Transforming mental, cognitive and physical wellbeing
The indicators might first hinder a individual’s ability to work, Taylor said. They then can disrupt their ability to drive; manage their affairs and wellbeing; be socially active; dress themselves; and shower. A person may also become incapable to control involuntary behaviors, Galvin said, leading to nausea, nausea, low blood pressure or the inability to control urine or bowel movements.
A individual’s inability to visually perceive the spatial relationships of objects can result in car accidents or injuries. Individuals with LBD can experience anxiety, depression and REM sleep disease — in which people lose the muscular paralysis that normally occurs during deep stages of sleep and physically (and sometimes violently) act out their dreams. After a individual is finally diagnosed, the life expectancy is roughly four to five years, Vox said.
“They are losing the essence of who they are gradually over time,” Taylor said. “That’s a journey that’s a very hard one.”
Research to improve diagnoses and treatments is underway, however, there are currently no treatments for Lewy body dementia especially. Most patients are treated with medications for Alzheimer’s disease or Parkinson’s disease, since the symptoms of LBD are alike. However, treating the various indicators of LBD with medications not fine-tuned for your condition can be quite a”real art” and quickly fill up a patient’s medicine cabinet, Vox explained.

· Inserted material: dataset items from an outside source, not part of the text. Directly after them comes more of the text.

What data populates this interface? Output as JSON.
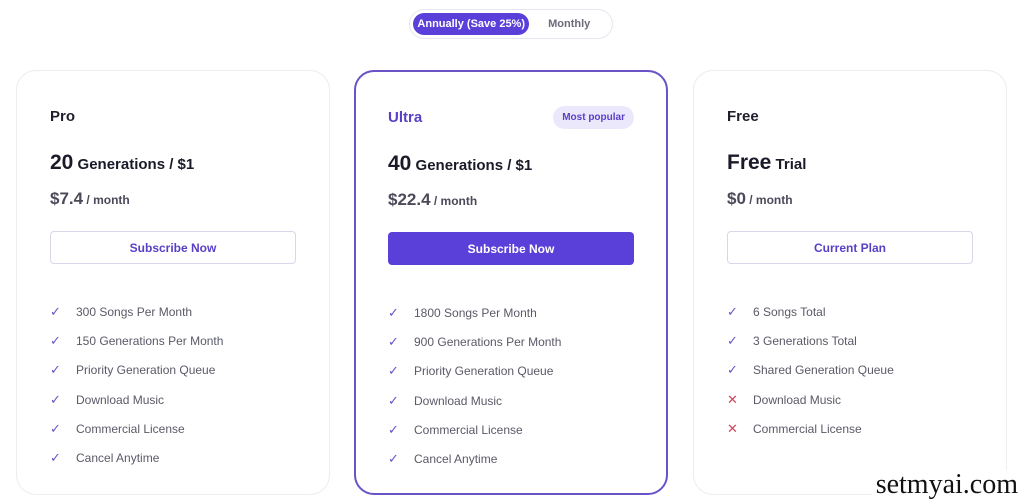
{
  "billing_toggle": {
    "options": [
      {
        "label": "Annually (Save 25%)",
        "active": true
      },
      {
        "label": "Monthly",
        "active": false
      }
    ]
  },
  "plans": [
    {
      "name": "Pro",
      "headline_big": "20",
      "headline_small": " Generations / $1",
      "price": "$7.4",
      "period": " / month",
      "cta": "Subscribe Now",
      "features": [
        {
          "text": "300 Songs Per Month",
          "included": true
        },
        {
          "text": "150 Generations Per Month",
          "included": true
        },
        {
          "text": "Priority Generation Queue",
          "included": true
        },
        {
          "text": "Download Music",
          "included": true
        },
        {
          "text": "Commercial License",
          "included": true
        },
        {
          "text": "Cancel Anytime",
          "included": true
        }
      ]
    },
    {
      "name": "Ultra",
      "badge": "Most popular",
      "headline_big": "40",
      "headline_small": " Generations / $1",
      "price": "$22.4",
      "period": " / month",
      "cta": "Subscribe Now",
      "features": [
        {
          "text": "1800 Songs Per Month",
          "included": true
        },
        {
          "text": "900 Generations Per Month",
          "included": true
        },
        {
          "text": "Priority Generation Queue",
          "included": true
        },
        {
          "text": "Download Music",
          "included": true
        },
        {
          "text": "Commercial License",
          "included": true
        },
        {
          "text": "Cancel Anytime",
          "included": true
        }
      ]
    },
    {
      "name": "Free",
      "headline_big": "Free",
      "headline_small": " Trial",
      "price": "$0",
      "period": " / month",
      "cta": "Current Plan",
      "features": [
        {
          "text": "6 Songs Total",
          "included": true
        },
        {
          "text": "3 Generations Total",
          "included": true
        },
        {
          "text": "Shared Generation Queue",
          "included": true
        },
        {
          "text": "Download Music",
          "included": false
        },
        {
          "text": "Commercial License",
          "included": false
        }
      ]
    }
  ],
  "icons": {
    "check": "✓",
    "cross": "✕"
  },
  "watermark": "setmyai.com",
  "colors": {
    "accent": "#5b3fd9",
    "accent_text": "#5a3fc7",
    "badge_bg": "#ece8fb",
    "cross": "#d0455a"
  }
}
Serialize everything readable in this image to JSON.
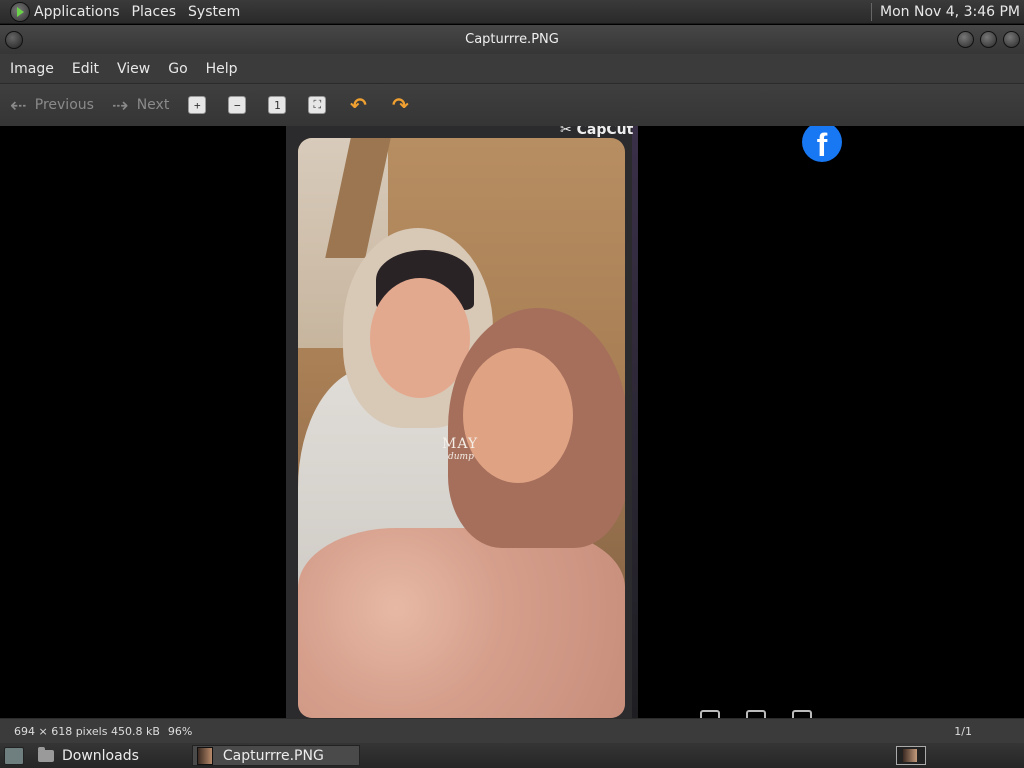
{
  "top_panel": {
    "menus": [
      "Applications",
      "Places",
      "System"
    ],
    "clock": "Mon Nov  4,  3:46 PM"
  },
  "window": {
    "title": "Capturrre.PNG"
  },
  "menubar": {
    "items": [
      "Image",
      "Edit",
      "View",
      "Go",
      "Help"
    ]
  },
  "toolbar": {
    "previous_label": "Previous",
    "next_label": "Next",
    "icons": [
      "zoom-in-icon",
      "zoom-out-icon",
      "normal-size-icon",
      "best-fit-icon",
      "rotate-left-icon",
      "rotate-right-icon"
    ]
  },
  "image": {
    "capcut_label": "CapCut",
    "watermark_main": "MAY",
    "watermark_sub": "dump",
    "fb_glyph": "f"
  },
  "statusbar": {
    "info": "694 × 618 pixels  450.8 kB",
    "zoom": "96%",
    "page": "1/1"
  },
  "taskbar": {
    "tasks": [
      "Downloads",
      "Capturrre.PNG"
    ]
  },
  "colors": {
    "facebook_blue": "#1877f2",
    "rotate_orange": "#f0a030"
  }
}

“You have to consider costs-benefits of fixing this versus that, or get double effects of the medicine and a little bit of that as well,” he said.
Newfound challenges for patients and families
Getting a diagnosis can be a matter of months- to yearslong”doctor shopping,” Galvin said.

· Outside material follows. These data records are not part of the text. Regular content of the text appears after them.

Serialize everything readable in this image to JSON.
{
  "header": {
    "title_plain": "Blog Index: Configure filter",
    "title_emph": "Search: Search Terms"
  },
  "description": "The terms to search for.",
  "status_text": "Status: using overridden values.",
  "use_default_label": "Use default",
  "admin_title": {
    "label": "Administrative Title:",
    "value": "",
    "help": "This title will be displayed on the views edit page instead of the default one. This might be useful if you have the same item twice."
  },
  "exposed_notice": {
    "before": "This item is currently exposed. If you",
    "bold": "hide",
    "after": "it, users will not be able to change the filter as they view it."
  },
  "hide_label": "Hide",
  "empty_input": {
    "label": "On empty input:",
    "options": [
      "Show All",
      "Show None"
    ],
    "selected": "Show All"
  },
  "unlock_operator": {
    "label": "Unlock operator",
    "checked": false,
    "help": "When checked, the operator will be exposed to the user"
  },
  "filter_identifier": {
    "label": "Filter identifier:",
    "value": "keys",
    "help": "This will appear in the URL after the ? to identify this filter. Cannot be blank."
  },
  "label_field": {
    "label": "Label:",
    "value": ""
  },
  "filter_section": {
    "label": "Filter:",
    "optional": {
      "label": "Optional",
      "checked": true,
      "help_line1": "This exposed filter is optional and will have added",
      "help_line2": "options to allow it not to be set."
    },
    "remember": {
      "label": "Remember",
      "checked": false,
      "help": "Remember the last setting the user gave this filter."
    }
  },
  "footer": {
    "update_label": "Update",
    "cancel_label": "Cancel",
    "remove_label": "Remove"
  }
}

Executive dysfunction can lead to behaviours that household members initially perceive as bad judgments. Delusions will make them frustrated and fearful.

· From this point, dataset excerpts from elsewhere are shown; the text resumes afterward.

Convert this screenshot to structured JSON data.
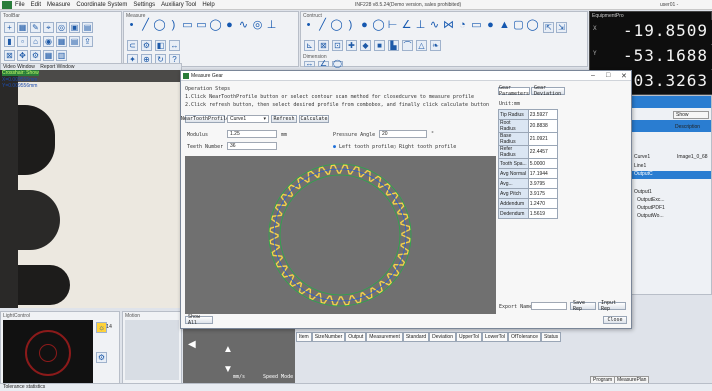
{
  "menu": {
    "items": [
      "File",
      "Edit",
      "Measure",
      "Coordinate System",
      "Settings",
      "Auxiliary Tool",
      "Help"
    ],
    "app_title": "INF228 v8.5.24(Demo version, sales prohibited)",
    "user_label": "user01 -"
  },
  "panels": {
    "toolbar_title": "ToolBar",
    "measure_title": "Measure",
    "construct_title": "Contruct",
    "dimension_title": "Dimension",
    "equipment_title": "EquipmentPro"
  },
  "readouts": [
    {
      "axis": "X",
      "value": "-19.8509"
    },
    {
      "axis": "Y",
      "value": "-53.1688"
    },
    {
      "axis": "Z",
      "value": "-103.3263"
    }
  ],
  "video": {
    "tabs": [
      "Video Window",
      "Report Window"
    ],
    "coords": [
      "Crosshair: Show",
      "X=0.009555mm",
      "Y=0.009556mm"
    ]
  },
  "light_control": {
    "title": "LightControl",
    "motion_title": "Motion",
    "speed_label": "Speed Mode",
    "units": "mm/s",
    "value": "14"
  },
  "dialog": {
    "title": "Measure Gear",
    "steps_title": "Operation Steps",
    "steps": [
      "1.Click NearToothProfile button or select contour scan method for closedcurve to measure profile",
      "2.Click refresh button, then select desired profile from combobox, and finally click calculate button"
    ],
    "tooth_profile_btn": "NearToothProfile",
    "curve_select": "Curve1",
    "refresh_btn": "Refresh",
    "calculate_btn": "Calculate",
    "module_label": "Modulus",
    "module_value": "1.25",
    "module_unit": "mm",
    "teeth_label": "Teeth Number",
    "teeth_value": "36",
    "pressure_label": "Pressure Angle",
    "pressure_value": "20",
    "pressure_unit": "°",
    "left_radio": "Left tooth profile",
    "right_radio": "Right tooth profile",
    "gear_params_tab": "Gear Parameters",
    "gear_deviation_tab": "Gear Deviation",
    "unit_label": "Unit:mm",
    "results": [
      {
        "name": "Tip Radius",
        "value": "23.5927"
      },
      {
        "name": "Root Radius",
        "value": "20.8838"
      },
      {
        "name": "Base Radius",
        "value": "21.0921"
      },
      {
        "name": "Refer Radius",
        "value": "22.4457"
      },
      {
        "name": "Tooth Spa...",
        "value": "5.0000"
      },
      {
        "name": "Avg Normal",
        "value": "17.1944"
      },
      {
        "name": "Avg...",
        "value": "3.9795"
      },
      {
        "name": "Avg Pitch",
        "value": "3.9175"
      },
      {
        "name": "Addendum",
        "value": "1.2470"
      },
      {
        "name": "Dedendum",
        "value": "1.5619"
      }
    ],
    "export_label": "Export Name",
    "save_report_btn": "Save Rep",
    "input_report_btn": "Input Rep",
    "show_all_btn": "Show All",
    "close_btn": "Close"
  },
  "right_pane": {
    "description_header": "Description",
    "items": [
      "Curve1",
      "Image1_0_68",
      "Line1",
      "OutputC",
      "Output1",
      "OutputExc...",
      "OutputPDF1",
      "OutputWo..."
    ],
    "filter": "Show"
  },
  "bottom_table": {
    "columns": [
      "Item",
      "SizeNumber",
      "Output",
      "Measurement",
      "Standard",
      "Deviation",
      "UpperTol",
      "LowerTol",
      "OfTolerance",
      "Status"
    ]
  },
  "bottom_tabs": [
    "Program",
    "MeasurePlan"
  ],
  "status": {
    "text": "Tolerance statistics"
  }
}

“As a health professional, I believe one of those challenges is recognizing we cannot use exactly the same skills and social dynamics that we came to rely on in our relationship with the person with LBD,” Taylor stated.
“We’ve got to develop new ones since you can’t reason with someone who is using a hallucination or delusion. Sometimes you’ve got to step into their reality and empathize (and) learn a new way to provide assistance without them feeling like they’re being treated like a child.”
Residing with Lewy body disease
It is possible that the same healthier diet, exercise and sleep routines that were found to mitigate symptoms of Alzheimer’s and Parkinson’s diseases might also help people with LBD.
“So exercise is very important in Lewy body dementia, too,” Taylor explained,”because it’s biologically related to Parkinson’s disease and stocks a great deal of the same symptoms.”
For individuals and families in need of assistance and guidance, the Lewy Body Dementia Association is equipped with such resources.
“Nobody needs to face LBD alone,” Taylor sasid. “Not the individual with LBD and not the family caregiver. This disease does not create anything really easy in life. And they shouldn’t have to go through it without a guide and a support.”